Bazı tanışmalar çok özel #2: Prens Harry ve Meghan Markle

Görünen o ki, ön görülemeyen tesadüflere ve sürpriz tanışmalara bayılan sadece biz değiliz! Eğer öyle olmasaydı, 2017’nin son aylarına damgasını vuran ve pek çoklarının aklında “Bu ikisi ne alaka yahu?” sorusunu bırakan Prens Harry ile oyuncu Meghan Markle’ın nişan haberi bu kadar ilgi çekmezdi.

Yakın çevresine göre, ilişkileri söz konusu olduğunda tıpkı annesi gibi kraliyet teamüllerini pek de umursamayan –Lady Di’nin küçük oğlu– Prens Harry, karşılaştığı anda “Onu buldum” dediği Meghan Markle’la nasıl karşılaştı ve bu karşılaşma ikilinin hayatında neleri değiştirdi dersiniz?

Bu masalda peri yok!


Kahramanlardan biri bir prens olunca, hikayenin de haliyle biraz “masalsı” olmasını bekliyorsunuz değil mi? Ancak hikayedeki prens, gelmiş geçmiş en aykırı kraliyet mensubu Lady Di’nin oğlu olunca, böyle bir prensin hayallerinde de hiçbir zaman klasik bir peri kızı olmadı.
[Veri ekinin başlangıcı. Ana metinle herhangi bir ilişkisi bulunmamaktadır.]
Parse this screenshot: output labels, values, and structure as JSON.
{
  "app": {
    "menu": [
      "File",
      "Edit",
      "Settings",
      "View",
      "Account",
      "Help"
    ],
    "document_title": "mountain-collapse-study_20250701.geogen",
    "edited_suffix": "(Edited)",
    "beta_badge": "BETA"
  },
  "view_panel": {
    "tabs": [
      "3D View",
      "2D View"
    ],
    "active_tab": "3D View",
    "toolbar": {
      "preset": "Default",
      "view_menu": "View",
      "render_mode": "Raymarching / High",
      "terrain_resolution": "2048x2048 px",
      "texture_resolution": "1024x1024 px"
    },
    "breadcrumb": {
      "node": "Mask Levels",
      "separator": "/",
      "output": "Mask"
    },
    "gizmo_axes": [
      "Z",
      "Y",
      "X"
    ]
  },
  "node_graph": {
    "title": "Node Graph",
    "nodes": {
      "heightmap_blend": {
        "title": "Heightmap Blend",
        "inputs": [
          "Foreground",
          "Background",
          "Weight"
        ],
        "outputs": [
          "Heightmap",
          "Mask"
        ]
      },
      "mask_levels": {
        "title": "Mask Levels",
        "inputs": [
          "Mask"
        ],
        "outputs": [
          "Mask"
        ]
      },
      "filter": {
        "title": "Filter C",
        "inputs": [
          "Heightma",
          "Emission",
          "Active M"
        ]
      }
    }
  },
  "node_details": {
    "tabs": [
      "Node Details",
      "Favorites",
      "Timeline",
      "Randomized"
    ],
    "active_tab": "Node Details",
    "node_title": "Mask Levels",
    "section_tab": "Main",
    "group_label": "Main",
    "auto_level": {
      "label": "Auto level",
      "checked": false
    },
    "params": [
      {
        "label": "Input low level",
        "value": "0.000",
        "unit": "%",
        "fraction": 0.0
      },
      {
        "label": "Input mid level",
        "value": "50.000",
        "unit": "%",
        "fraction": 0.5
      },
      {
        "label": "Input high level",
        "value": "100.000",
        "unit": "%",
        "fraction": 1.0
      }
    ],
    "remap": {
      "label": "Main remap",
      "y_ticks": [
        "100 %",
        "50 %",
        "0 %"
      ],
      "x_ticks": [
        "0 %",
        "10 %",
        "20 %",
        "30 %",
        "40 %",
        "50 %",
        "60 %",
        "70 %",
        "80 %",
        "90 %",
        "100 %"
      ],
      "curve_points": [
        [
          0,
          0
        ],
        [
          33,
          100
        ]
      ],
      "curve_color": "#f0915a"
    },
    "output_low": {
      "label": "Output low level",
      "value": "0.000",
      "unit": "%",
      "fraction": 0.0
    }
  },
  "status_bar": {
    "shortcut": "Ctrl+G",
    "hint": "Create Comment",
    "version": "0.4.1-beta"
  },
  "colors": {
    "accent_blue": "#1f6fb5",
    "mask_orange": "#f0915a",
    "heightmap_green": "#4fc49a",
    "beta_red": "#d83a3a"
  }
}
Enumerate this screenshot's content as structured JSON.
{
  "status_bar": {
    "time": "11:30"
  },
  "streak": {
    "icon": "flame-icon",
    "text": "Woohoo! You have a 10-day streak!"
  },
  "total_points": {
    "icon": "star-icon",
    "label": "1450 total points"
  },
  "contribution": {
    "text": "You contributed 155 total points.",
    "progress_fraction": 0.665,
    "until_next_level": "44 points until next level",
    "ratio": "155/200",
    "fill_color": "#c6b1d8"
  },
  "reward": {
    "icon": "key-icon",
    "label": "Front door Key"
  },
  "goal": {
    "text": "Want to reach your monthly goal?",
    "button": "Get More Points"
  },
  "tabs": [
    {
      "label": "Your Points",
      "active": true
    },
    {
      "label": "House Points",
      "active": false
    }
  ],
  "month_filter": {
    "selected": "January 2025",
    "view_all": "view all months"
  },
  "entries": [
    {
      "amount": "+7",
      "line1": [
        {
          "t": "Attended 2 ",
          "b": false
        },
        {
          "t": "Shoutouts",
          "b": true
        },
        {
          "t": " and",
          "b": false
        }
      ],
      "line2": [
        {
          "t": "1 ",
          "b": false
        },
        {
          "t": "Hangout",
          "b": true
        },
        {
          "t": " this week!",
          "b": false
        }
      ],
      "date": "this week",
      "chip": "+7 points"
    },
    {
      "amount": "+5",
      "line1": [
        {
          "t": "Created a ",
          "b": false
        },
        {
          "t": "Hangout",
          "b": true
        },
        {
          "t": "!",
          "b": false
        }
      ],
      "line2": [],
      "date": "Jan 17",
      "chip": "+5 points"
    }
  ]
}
İngiliz Kraliyet Ailesi’nin “gelinler” söz konusu olduğunda nasıl muhafazakar ve kuralcı olduğunu bilmeyen yoktur. Sanırız, sırf üzerinde jean pantolonu ile süpermarkete gitti diye kraliçeden azar işiten büyük gelin Kate Middleton’ın başına gelenler bu durumu örneklemek için yeterli.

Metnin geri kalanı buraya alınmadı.